Лесовоз довез меня до самого злачного места поселка — кафе с брутальным советским названием «Чайная». Народу в этот час было немного, и я решил перекусить. Симпатичная разбитная буфетчица на скорую руку приготовила яичницу на сале, положила пару соленых огурцов и присовокупила к этому несколько кусочков хлеба. Ну и конечно триста водки. А как же без неё?
Съев все это великолепие, я поинтересовался, кто в поселке сдает жилье? Жилье была готова предоставить сама буфетчица. » Как можно отказать такому интеллигентному человеку?!» Жила она на самом краю поселка, в довольно большом доме, который построил ее муж, перед тем как полтора года назад сгинуть в тайге. Рассказывая про дом, Аглая (так звали мою домовладелицу) в этом месте даже прослезилась. Ударили по рукам, типа договорились. Плата была не большая, деньги у меня пока были.

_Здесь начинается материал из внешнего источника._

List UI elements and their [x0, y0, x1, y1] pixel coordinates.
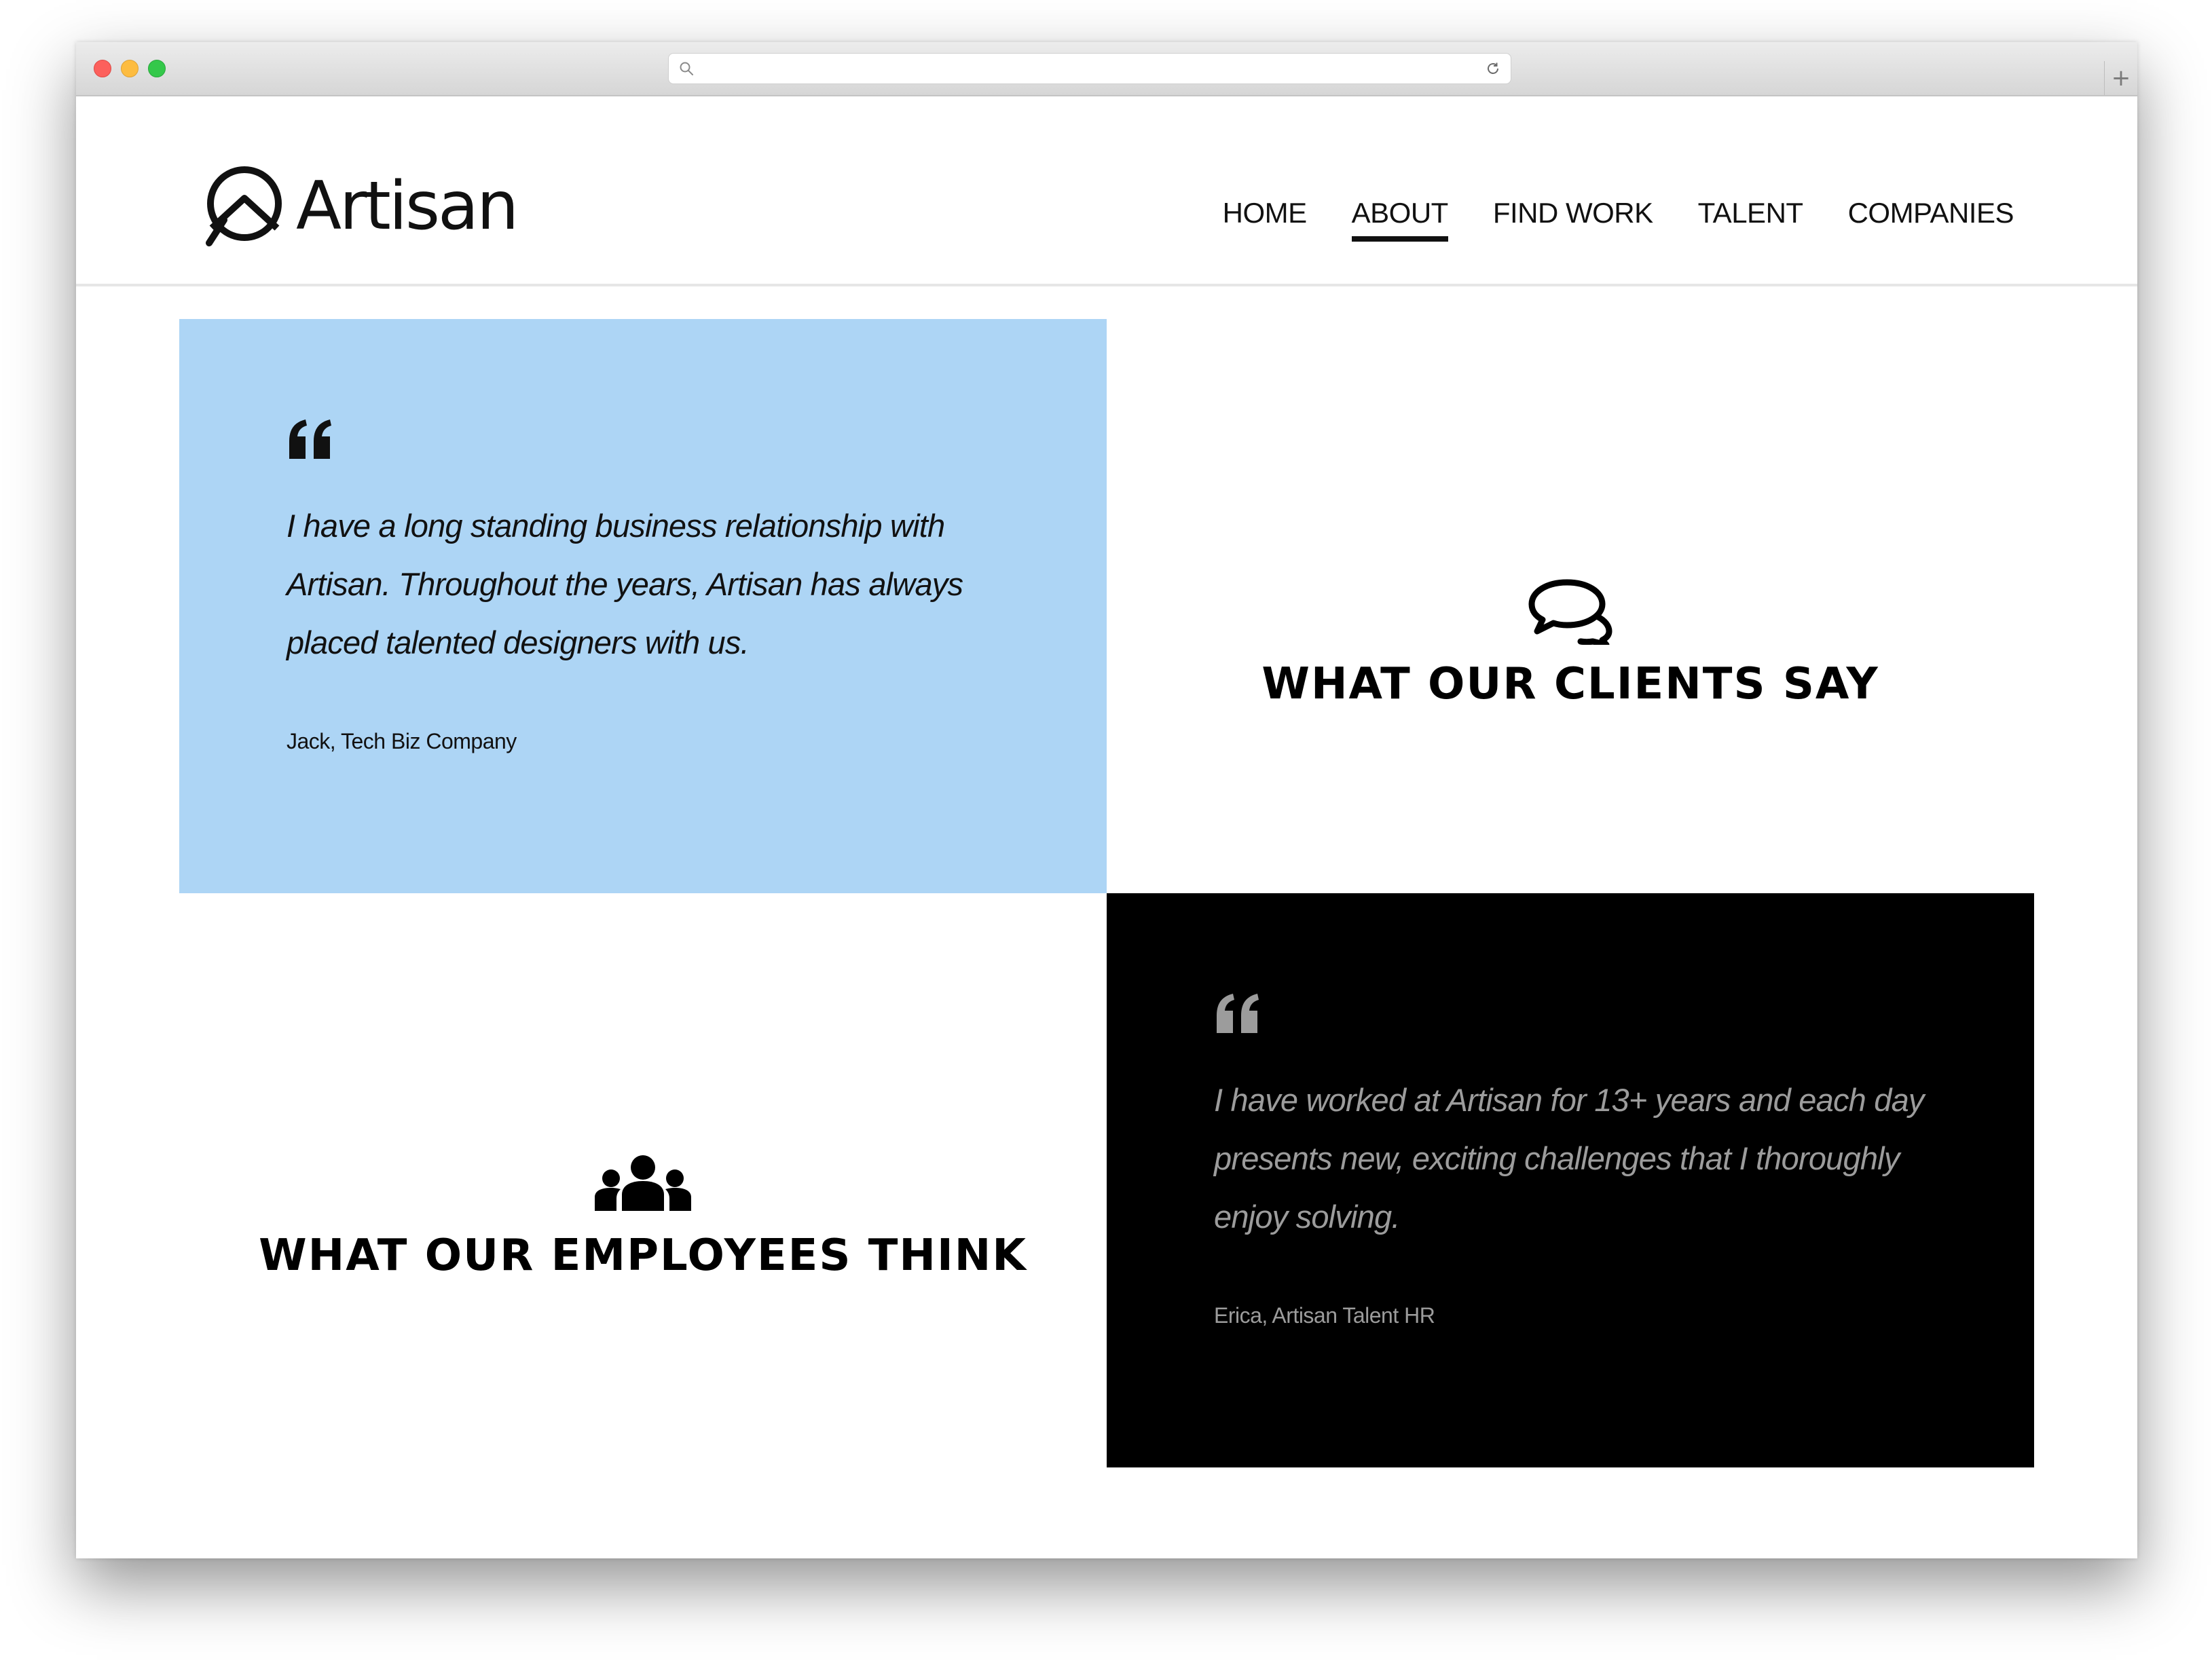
address-bar[interactable] — [668, 53, 1511, 84]
site-logo[interactable]: Artisan — [202, 166, 519, 247]
group-icon — [595, 1155, 691, 1211]
nav-find-work[interactable]: FIND WORK — [1493, 197, 1653, 239]
nav-talent[interactable]: TALENT — [1698, 197, 1803, 239]
main-nav: HOME ABOUT FIND WORK TALENT COMPANIES — [1223, 197, 2014, 242]
quote-icon — [289, 419, 331, 459]
logo-text: Artisan — [296, 168, 519, 245]
employee-testimonial-card: I have worked at Artisan for 13+ years a… — [1107, 893, 2034, 1467]
nav-about[interactable]: ABOUT — [1351, 197, 1448, 242]
nav-home[interactable]: HOME — [1223, 197, 1308, 239]
client-quote-text: I have a long standing business relation… — [287, 508, 963, 660]
logo-mark-icon — [206, 166, 282, 246]
maximize-window-button[interactable] — [148, 60, 166, 77]
clients-section-heading: WHAT OUR CLIENTS SAY — [1107, 319, 2034, 893]
clients-section-title: WHAT OUR CLIENTS SAY — [1261, 659, 1879, 709]
nav-companies[interactable]: COMPANIES — [1848, 197, 2014, 239]
site-header: Artisan HOME ABOUT FIND WORK TALENT COMP… — [76, 96, 2137, 286]
browser-toolbar: + — [76, 42, 2137, 96]
speech-bubbles-icon — [1528, 579, 1612, 645]
quote-icon — [1217, 994, 1259, 1033]
client-quote-author: Jack, Tech Biz Company — [287, 729, 517, 753]
browser-window: + Artisan HOME ABOUT FIND WORK TALENT CO… — [76, 42, 2137, 1558]
employee-quote-text: I have worked at Artisan for 13+ years a… — [1214, 1082, 1924, 1235]
client-testimonial-card: I have a long standing business relation… — [179, 319, 1107, 893]
employee-quote-author: Erica, Artisan Talent HR — [1214, 1303, 1435, 1328]
reload-icon[interactable] — [1485, 60, 1501, 77]
employees-section-heading: WHAT OUR EMPLOYEES THINK — [179, 893, 1107, 1467]
search-icon — [680, 62, 693, 75]
new-tab-button[interactable]: + — [2104, 61, 2137, 95]
minimize-window-button[interactable] — [121, 60, 139, 77]
employees-section-title: WHAT OUR EMPLOYEES THINK — [259, 1231, 1027, 1281]
close-window-button[interactable] — [94, 60, 111, 77]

Аглая была молодая женщина тридцати двух лет. Довольно привлекательная, без понтов и простая как песня. Стройная фигурка, выкрашенные перекисью в белый цвет волосы и бездонные голубые глаза. Эталон провинциальной красотки!
В общем, как и следовало ожидать, через неделю она забралась в мою постель. И зажили мы с ней весело и счастливо. Я познакомился с соседом Иванычем, повидавшем виды старым охотником. Он родился и вырос на таежном кордоне. С детства пешком обошел и на лошади объездил все ближайшие долины и распадки, знал каждый кустик и родник в окрестностях. Вот Иваныч и пристроил меня к промысловой охоте, благо, что в свое время я активно занимался биатлоном. Он продал мне старый пятизарядный охотничий карабин, снаряжение для охоты и разрешил использовать зимовье на излучине реки Улы.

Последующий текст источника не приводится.